Being Shaped While Serving

After graduating from University, I had the opportunity to participate in the two month Avance summer immersion program in Mexico City. Fast forward two years later and I was still in Mexico City, still enjoying the times of sobremesa with obligatory sweet bread and coffee, and also serving as staff on Avance. Honestly, I am so grateful that God kept me in Mexico City longer than I had initially intended. As I look back, I notice that these years with Avance undeniably worked to grow, challenge, and shape me and my understanding of our Father. I would like to share with you two thoughts, which are still developing as I continue to learn, but were big themes during my time in Mexico City.

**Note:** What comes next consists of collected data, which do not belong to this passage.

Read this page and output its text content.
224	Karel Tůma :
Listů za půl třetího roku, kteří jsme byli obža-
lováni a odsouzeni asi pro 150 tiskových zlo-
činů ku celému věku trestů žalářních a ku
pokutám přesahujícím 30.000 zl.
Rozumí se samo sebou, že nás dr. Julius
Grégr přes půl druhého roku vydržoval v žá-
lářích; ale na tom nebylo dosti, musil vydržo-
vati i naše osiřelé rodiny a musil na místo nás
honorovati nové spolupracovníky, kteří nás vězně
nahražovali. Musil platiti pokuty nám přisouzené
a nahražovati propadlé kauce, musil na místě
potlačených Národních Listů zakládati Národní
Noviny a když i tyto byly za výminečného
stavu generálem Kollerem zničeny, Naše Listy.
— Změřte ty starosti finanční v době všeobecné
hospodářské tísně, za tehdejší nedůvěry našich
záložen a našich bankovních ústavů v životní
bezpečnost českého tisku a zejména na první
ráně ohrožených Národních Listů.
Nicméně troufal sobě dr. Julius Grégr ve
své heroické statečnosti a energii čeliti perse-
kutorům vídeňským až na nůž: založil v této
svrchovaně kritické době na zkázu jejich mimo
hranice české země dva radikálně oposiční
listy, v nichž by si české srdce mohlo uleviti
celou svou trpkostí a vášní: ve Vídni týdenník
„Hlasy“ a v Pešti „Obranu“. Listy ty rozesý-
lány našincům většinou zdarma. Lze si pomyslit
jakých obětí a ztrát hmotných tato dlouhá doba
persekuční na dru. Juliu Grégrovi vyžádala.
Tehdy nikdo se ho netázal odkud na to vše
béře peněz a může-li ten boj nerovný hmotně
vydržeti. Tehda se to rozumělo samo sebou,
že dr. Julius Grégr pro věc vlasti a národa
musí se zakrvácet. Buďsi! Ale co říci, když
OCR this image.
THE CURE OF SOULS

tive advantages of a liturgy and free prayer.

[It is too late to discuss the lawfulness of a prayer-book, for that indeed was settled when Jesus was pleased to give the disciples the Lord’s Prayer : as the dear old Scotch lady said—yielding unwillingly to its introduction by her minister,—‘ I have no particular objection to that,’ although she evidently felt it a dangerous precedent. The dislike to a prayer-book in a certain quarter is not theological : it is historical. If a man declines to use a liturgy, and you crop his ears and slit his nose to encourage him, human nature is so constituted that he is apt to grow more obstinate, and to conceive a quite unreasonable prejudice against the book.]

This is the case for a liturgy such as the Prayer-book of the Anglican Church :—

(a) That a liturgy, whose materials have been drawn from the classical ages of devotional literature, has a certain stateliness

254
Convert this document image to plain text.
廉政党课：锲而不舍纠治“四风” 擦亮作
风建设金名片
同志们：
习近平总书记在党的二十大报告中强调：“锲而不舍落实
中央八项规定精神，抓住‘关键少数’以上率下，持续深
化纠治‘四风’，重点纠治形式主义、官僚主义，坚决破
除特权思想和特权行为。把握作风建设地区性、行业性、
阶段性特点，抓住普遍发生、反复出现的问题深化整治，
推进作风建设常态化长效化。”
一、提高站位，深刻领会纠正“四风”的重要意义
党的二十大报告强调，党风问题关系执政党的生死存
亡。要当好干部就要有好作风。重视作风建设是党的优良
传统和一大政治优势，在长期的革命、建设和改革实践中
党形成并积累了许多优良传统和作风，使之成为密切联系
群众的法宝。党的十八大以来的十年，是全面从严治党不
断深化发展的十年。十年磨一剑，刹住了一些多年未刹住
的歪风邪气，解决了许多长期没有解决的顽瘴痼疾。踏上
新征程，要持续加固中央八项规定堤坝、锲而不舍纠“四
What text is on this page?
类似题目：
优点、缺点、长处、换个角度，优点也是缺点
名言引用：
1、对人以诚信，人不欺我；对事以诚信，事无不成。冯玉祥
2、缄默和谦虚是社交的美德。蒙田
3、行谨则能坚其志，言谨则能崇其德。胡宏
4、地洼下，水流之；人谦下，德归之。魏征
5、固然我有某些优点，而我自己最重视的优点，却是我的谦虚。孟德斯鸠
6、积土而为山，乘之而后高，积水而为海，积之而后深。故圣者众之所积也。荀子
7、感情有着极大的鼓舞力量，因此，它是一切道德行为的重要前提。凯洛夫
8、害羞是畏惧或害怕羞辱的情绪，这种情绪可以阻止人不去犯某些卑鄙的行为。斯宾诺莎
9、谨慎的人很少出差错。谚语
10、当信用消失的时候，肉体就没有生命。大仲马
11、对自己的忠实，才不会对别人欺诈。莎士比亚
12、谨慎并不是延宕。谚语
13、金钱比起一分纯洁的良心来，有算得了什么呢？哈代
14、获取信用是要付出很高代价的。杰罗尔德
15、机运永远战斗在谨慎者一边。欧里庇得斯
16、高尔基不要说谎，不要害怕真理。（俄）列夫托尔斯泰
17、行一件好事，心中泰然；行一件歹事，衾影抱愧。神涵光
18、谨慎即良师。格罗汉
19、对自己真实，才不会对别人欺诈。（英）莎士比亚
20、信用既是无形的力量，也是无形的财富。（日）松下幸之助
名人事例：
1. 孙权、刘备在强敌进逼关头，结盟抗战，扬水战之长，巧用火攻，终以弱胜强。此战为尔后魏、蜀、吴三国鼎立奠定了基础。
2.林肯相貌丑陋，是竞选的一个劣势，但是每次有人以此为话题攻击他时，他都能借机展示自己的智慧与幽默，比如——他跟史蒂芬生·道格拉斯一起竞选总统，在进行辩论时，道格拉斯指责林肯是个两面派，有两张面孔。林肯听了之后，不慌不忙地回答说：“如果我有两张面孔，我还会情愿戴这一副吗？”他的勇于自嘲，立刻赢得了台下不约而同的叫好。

  1. To the Mexicans I became as a Mexican
    I have become all things to all people, that by all means I might save some. I do it all for the sake of the gospel, that I may share with them in its blessings. 1 Corinthians 9:22-23

    Being an immersion program, Avance emphasizes becoming as the people you are serving, so that the Gospel may be lived and shared in a meaningful manner. Learning from Paul’s lived example – who I suppose learned from the example of our Incarnate God – we hope to become all things to all people that some may be saved. So when in Mexico, I learned how to roll a tortilla properly when eating, to greet the room with a kiss, to navigate through the Virgin of Guadalupe topic, and to wait patiently for a Mexican minute. The most difficult and most rewarding moments of learning to become as a Mexican, were those moments when I submitted aspects of myself which I thought were crucial pieces of my identity. Every time when those pieces of me were pitted against my ultimate identity as Christ-follower and its implications, they did not hold. I learned to surrender them with the hope that by doing so, by becoming as a Mexican, by all means, some might be saved. I have noticed that people often appreciate and respond more openly to others who attempt to understand and adapt to their way of life. They are likelier to listen more intently to the words of someone who has taken the time to get to know them first. Moreover, as we become as the people we serve, we also act as a living illustration, albeit a very slight fraction, of what Jesus did when he shed all to become as man.
  2. Before Anyone Else
    You shall love theLord your God with all your heart and with all your soul and with all your mind. This is the great and first commandment.
    And a second is like it: You shall love your neighbor as yourself.
    Matthew 22:37-39
    Like Jesus said to the Pharisee, loving the Lord our God with all our heart and soul and mind comes before anyone/thing else. While in Mexico with Avance, I learned that this was surprisingly easy for me to neglect. It crept up on me like a frog sitting in water gradually getting hotter. As things got busier and other such excuses came up, loving my neighbours and the ministry in which I was serving become my first priority. The love for my neighbours and my ministry were no longer a result of the love I had for our Father which was a response to His overwhelming love for me. Needless to say, I became sidetracked with the love of the task and forgot about loving the One for whom all this was for. I learned that there can be a great difference between committing to Christian service and committing my heart, soul, and mind to our Father. It is something I continue to strive for, that before anyone/thing else, I may love the Lord our God with my entire being.